“Despite fears that streaming access cannibalizes sales, classical music record label X5 tells me when it launched an app within Spotify and saw streams of one album increase 412% in a month, that album’s iTunes sales shot up 50%. The Swedish label’s “The 50 Greatest Pieces of Classical Music” soon reached #1 on the iTunes Classical charts, and broke into the iTunes Top 200 album charts for the first time, hitting #152.”
This example is clearly just one of many potential case studies, both pro- and anti-Spotify. Paul McCartney and The Black Keys both publically pulled their music from Spotify and other streaming services due to lackluster results from their point of view. In the comments of the article, many TechCrunch readers were quick to note that classical music is a very different kind of genre than the rest on Spotify and caters to a different kind of listener. So while Spotify might be great as a discovery tool of classical and other forms of music, people who already know a genre or artist in-and-out might be more reluctant to buy albums off of iTunes if they know they can stream it off of Spotify for a fraction of the price (or for free).

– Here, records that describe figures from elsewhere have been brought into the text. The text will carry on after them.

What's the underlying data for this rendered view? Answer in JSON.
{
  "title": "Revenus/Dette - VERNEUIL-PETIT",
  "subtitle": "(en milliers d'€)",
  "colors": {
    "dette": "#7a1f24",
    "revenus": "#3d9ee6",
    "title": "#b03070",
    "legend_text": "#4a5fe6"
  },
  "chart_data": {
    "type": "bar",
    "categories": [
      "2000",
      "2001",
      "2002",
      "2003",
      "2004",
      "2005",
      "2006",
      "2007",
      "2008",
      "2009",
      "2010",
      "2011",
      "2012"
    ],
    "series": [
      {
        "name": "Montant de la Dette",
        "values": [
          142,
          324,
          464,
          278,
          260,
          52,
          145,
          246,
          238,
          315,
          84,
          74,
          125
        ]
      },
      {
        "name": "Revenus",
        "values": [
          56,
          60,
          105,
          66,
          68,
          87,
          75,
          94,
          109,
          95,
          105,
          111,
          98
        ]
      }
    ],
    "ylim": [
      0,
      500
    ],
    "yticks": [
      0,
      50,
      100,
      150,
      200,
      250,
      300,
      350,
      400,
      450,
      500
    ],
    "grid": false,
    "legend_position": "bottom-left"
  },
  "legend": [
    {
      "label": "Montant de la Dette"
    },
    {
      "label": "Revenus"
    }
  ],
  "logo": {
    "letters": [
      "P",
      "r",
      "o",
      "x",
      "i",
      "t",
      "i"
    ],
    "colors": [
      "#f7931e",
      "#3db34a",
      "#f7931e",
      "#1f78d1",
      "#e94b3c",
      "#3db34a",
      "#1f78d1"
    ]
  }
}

Another tech blog AllThingsD, had a realistic (although a bit more sobering) outlook on the Spotify effect compared to TechCrunch:
“Some people who weren’t buying any music at all start shelling out a monthly fee for subscription services, turning pirates into profit centers. That still won’t be enough to replace the dollars the industry has lost since its pre-Napster party days. But it is much, much better than nothing.”
Clearly the pre-Napster days are a dream far gone, but artists want to know whether Spotify helps or hurts their bottom line (compared to the current status quo). Spotify CEO Daniel Ek obviously has been open about defending Spotify and their business model, which he says does not cannibalize music sales. Regardless of the cause of album sale decline, Ek told Evolver.fm in February:
“You're talking 10 million active users, 2.5 million subscribers - most of them paying $120 a year, which is double the amount of your average iTunes user. Do you really want to hold back your album from people who are finally paying for music again?”
To be fair, most aren’t paying for Spotify’s premium service, but their absolute user number is increasing by millions as the months go on and their integration with Facebook’s Open Graph deepens. The question now becomes which audience is more affected by Spotify: an audience willing to go out and buy albums but is currently not doing so because of streaming services or an audience that is now paying a monthly subscription cost when they would otherwise being paying nothing or close to nothing for music. What do you think’s more likely?